Except the discrepancies mentioned with respect to pressure investigations, which need clarification in the future, we can conclude in a general way, as follows. As far as only average parameters of macroscopic samples are considered (complex moduli, or dielectric constants, volume or heat content etc....), the free volume concept can relate the variations of molecular mobility to the changes of an average free volume in a semiquantitative way. This average free volume can no longer fully caracterize the wide variety of molecular motions involved in the kinetics of redistribution of holes in the liquid during the recovery experiments.

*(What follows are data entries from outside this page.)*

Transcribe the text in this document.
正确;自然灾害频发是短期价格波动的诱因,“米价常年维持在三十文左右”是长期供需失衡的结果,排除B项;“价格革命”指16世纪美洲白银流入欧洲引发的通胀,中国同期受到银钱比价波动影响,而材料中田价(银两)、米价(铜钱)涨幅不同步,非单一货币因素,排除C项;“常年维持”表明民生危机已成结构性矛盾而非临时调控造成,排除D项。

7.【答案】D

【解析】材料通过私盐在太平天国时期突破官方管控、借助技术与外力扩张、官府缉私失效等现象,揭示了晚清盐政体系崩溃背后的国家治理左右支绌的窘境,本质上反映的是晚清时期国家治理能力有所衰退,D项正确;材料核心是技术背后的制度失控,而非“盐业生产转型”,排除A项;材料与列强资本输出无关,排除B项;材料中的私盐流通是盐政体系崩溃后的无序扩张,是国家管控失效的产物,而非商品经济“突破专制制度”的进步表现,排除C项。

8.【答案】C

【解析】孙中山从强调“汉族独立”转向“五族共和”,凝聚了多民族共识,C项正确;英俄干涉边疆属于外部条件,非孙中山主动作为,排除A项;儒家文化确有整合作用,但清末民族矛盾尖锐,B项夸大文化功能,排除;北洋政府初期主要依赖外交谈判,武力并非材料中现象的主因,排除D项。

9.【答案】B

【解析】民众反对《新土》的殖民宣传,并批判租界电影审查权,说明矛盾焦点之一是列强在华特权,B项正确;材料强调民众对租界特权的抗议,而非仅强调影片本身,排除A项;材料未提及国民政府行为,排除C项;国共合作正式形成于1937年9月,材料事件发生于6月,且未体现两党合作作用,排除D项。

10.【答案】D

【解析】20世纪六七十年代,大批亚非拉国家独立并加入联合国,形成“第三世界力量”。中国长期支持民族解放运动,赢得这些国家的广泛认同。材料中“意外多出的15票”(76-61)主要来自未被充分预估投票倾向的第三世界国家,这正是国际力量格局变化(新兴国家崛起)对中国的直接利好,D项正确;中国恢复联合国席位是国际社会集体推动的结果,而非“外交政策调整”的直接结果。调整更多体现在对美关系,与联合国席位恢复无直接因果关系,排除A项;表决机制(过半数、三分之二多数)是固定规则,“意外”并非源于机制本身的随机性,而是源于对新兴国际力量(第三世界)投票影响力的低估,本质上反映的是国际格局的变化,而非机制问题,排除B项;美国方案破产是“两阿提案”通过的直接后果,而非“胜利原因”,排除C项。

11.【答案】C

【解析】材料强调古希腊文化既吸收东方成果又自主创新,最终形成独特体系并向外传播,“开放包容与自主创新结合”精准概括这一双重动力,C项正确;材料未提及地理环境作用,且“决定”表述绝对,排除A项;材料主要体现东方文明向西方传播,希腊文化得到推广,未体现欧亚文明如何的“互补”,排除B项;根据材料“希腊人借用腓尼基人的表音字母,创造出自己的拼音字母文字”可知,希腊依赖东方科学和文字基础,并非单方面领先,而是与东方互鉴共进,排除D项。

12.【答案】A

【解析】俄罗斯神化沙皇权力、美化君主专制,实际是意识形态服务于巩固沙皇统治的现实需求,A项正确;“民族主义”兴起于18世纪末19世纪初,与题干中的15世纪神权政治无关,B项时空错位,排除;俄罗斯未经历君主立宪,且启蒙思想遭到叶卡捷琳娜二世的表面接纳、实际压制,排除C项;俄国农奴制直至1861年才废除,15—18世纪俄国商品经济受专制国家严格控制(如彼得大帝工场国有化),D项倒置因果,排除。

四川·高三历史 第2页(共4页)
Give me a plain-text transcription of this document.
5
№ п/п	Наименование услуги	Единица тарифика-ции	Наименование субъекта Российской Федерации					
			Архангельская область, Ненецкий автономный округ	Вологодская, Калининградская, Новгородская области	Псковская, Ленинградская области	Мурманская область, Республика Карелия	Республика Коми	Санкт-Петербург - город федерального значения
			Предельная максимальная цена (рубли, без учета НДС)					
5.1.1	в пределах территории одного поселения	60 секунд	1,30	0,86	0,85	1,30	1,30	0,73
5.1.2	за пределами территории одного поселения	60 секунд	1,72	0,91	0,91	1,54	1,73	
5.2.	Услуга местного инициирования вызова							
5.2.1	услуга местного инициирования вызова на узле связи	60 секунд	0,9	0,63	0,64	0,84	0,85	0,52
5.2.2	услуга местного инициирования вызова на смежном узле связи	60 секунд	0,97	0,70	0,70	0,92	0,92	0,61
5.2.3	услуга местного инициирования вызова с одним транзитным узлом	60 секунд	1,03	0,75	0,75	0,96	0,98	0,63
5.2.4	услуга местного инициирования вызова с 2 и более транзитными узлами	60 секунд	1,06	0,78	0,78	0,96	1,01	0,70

These kinetic processes involve a wide distribution of retardation times, which may be associated with the local distribution of holes, or with that of cooperating groups of molecules, or molecular segments. On the other hand, free volume is not necessarily the fundamental molecular parameter which controls the rate of configurational changes, characterized by the variation of entropy of the liquid (14). Even if this is the case, most of the above discussion may be applied to any other average excess parameter, as far as theDoolittle equation is formally adopted, in which (f/b) is expressed in terms of the new parameter, rather than that of free volume. However, since the relaxational free volume, as determined from the W.L.F. equation, and the independently measured volume changes are often in close agreement, this means that the variations of the excess entropy (12), or those of the configurational free energy (13), and the changes in volume are closely related. Therefore, the free volume concept remains still a valuable tool for unifying different kinds of rate processes from both a theoretical and an experimental point of view, especially in the glass transition range.